# Need Haunted Hotel Help



## johnshenry (Sep 24, 2006)

This is what we did last year. A TON of work, but a fun theme....

http://www.halloweenforum.com/party-ideas-experiences-recipes/82982-omenwood-hotel-night-spa-funeral-parlor.html


----------



## Halloweenie1 (Sep 28, 2008)

http://www.spirithalloween.com/product/bates-motel-lighted-wall-sign/


----------



## Lady of Chamberwell Manor (Oct 16, 2006)

Here are some pics from our Haunted Hotel last year. The Invitation was a letter confirming their reservation & we burned the edges of them (going with the theme that our hotel had burned down in the early 1900's and had just been reopened).


----------



## Lady of Chamberwell Manor (Oct 16, 2006)

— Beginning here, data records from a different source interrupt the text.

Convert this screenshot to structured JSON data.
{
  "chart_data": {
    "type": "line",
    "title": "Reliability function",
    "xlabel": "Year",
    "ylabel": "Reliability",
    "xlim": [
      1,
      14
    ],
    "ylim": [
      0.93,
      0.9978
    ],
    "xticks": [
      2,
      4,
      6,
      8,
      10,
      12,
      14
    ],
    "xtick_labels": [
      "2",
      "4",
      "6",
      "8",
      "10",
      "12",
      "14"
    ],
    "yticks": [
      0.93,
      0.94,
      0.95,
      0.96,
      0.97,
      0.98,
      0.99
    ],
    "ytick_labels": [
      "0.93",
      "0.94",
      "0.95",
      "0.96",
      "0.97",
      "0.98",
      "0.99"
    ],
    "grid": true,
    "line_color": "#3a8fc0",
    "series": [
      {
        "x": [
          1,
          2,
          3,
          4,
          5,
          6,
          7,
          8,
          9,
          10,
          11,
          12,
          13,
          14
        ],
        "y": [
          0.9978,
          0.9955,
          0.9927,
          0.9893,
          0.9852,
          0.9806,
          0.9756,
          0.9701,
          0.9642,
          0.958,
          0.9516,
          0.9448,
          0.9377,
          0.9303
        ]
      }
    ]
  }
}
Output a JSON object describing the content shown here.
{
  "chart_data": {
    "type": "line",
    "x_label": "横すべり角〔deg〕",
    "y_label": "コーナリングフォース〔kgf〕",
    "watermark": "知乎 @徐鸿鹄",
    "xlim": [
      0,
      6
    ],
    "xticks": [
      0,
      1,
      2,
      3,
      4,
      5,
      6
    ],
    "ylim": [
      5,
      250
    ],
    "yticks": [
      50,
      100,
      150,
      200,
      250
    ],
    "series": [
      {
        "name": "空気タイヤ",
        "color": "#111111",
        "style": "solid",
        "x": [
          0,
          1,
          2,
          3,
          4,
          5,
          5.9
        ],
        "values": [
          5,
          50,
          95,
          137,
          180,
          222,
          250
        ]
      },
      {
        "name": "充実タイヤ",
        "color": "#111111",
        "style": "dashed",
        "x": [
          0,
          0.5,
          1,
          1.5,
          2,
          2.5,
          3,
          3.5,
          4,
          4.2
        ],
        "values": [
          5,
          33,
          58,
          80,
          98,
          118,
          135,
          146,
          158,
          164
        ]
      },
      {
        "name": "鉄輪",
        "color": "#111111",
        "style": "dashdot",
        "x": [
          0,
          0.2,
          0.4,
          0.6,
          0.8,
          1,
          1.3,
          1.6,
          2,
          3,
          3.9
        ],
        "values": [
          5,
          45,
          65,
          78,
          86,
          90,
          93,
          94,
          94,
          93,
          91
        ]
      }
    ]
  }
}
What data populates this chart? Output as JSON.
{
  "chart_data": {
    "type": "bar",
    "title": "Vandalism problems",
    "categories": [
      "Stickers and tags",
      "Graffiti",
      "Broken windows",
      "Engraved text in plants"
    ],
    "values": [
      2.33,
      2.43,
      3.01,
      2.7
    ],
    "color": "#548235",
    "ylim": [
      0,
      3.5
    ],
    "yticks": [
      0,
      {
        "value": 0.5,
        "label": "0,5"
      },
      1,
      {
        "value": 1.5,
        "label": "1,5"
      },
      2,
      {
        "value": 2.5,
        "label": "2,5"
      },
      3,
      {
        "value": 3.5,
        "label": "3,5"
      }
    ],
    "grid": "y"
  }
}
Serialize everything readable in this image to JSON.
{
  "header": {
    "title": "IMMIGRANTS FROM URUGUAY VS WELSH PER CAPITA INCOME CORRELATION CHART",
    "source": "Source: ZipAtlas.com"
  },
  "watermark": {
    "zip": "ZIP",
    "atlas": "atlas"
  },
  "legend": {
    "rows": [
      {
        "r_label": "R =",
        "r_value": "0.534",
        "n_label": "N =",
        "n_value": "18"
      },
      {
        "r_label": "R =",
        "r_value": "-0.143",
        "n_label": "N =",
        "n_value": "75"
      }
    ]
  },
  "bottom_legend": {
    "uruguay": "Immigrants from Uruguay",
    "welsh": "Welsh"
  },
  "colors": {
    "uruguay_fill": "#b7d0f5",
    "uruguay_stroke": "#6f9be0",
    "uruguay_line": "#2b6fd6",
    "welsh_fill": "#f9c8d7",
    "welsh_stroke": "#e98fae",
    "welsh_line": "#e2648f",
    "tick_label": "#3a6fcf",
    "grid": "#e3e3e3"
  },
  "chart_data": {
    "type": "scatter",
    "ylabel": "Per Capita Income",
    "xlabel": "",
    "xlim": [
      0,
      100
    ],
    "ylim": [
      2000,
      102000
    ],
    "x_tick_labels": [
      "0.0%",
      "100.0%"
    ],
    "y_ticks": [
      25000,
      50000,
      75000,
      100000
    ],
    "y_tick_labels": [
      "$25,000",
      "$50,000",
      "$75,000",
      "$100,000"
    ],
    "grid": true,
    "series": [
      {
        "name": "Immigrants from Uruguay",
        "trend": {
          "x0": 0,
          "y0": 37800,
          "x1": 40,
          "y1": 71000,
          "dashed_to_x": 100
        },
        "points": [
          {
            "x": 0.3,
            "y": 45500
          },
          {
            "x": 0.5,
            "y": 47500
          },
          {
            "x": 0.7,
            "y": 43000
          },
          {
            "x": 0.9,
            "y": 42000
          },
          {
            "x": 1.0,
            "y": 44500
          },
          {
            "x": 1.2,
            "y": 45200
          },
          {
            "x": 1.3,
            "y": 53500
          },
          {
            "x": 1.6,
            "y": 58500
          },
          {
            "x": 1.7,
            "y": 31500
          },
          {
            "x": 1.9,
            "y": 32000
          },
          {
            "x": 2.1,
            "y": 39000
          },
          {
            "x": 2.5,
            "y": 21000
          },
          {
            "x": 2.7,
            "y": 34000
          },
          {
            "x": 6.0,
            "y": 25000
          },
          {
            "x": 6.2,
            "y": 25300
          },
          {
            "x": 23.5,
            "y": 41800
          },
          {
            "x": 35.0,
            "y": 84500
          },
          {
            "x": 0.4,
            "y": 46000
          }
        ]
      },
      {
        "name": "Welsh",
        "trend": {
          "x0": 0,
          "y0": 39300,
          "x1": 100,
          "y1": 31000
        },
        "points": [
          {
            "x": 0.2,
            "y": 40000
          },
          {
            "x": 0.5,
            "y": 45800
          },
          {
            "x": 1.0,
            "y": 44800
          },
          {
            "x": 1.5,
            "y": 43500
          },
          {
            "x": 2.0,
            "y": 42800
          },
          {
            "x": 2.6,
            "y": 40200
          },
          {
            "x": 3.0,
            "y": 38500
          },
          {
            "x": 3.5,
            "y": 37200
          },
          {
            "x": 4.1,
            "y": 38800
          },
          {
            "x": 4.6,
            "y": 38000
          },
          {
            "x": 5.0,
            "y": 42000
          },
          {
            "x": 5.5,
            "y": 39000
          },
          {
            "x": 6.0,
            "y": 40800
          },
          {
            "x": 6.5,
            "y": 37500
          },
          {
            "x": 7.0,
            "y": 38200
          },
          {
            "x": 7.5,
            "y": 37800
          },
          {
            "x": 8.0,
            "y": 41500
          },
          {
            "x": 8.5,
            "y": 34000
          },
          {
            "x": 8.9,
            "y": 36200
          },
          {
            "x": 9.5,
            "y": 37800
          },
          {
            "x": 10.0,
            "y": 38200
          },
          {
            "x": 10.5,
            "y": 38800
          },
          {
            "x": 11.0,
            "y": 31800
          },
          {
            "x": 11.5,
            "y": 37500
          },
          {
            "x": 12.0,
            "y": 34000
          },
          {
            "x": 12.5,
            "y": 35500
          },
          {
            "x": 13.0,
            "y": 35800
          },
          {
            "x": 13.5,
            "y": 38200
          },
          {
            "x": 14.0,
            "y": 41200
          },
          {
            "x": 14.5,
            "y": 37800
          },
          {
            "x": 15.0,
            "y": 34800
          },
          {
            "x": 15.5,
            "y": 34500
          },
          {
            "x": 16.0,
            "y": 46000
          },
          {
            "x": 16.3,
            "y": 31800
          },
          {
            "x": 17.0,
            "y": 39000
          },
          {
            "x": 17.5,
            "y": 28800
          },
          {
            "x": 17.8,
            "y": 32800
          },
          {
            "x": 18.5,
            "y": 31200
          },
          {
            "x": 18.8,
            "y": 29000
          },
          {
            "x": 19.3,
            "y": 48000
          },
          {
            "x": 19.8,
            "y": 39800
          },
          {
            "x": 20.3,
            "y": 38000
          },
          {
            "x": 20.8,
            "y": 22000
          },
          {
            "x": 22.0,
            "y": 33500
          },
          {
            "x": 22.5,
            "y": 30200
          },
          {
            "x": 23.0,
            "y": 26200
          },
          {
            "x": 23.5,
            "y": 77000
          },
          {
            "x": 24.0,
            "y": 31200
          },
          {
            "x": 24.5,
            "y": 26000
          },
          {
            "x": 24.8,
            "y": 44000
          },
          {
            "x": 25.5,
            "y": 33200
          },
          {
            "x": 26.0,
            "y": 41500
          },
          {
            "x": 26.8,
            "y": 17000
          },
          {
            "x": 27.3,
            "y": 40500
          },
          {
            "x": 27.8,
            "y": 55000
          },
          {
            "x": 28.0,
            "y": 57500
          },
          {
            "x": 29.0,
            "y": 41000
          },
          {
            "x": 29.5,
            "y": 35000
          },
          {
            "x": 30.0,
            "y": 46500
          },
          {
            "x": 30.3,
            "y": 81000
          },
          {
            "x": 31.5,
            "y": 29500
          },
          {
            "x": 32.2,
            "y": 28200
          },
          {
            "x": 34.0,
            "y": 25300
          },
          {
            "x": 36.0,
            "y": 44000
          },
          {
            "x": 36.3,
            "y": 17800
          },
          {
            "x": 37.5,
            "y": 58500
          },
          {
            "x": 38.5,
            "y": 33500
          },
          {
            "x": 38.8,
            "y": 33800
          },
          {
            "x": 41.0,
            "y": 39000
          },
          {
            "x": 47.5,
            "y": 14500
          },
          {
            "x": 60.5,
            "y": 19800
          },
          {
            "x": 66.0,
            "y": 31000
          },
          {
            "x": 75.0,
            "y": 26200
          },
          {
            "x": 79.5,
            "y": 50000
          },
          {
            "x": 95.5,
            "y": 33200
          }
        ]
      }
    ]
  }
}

A few more pictures of the Chamberwell Hotel 2009. You'll see a picture of a board of keys that we hung behind the check-in desk. This was used the night of our party. As each guest entered the haunt they were given a key to hold onto. Later during the party we brought out a really old suitcase with a rusty chain wrapped around it and a lock through it and each guest had to line up to see if their key opened the lock. Our grand prize was inside. The guests loved it. Let me see if I can find a picture of the suitcase...


----------



## Lady of Chamberwell Manor (Oct 16, 2006)

The suitcase and another picture I found


----------



## madammorrible (Aug 9, 2009)

I'm speechless. Amazing inspiration you guys!


----------



## Gorey Vidal (Jul 7, 2010)

Try googling or looking through your town's hall of records for images of hotels during this time period. Then all you need to do is to tone down the brightness and cheer and go towards the dingy, run-down look.


----------



## B Scary (Sep 8, 2007)

Here's a link to our hotel pictures from last year -- we are doing it again this year but with a twist. Still working on the new twist though.

http://i224.photobucket.com/albums/dd208/kimb1023/The%20Vendome/vendomecover.jpg

http://s224.photobucket.com/albums/dd208/kimb1023/The%20Vendome/

You can click on the link and find other pictures of the hotel guests and food etc...


----------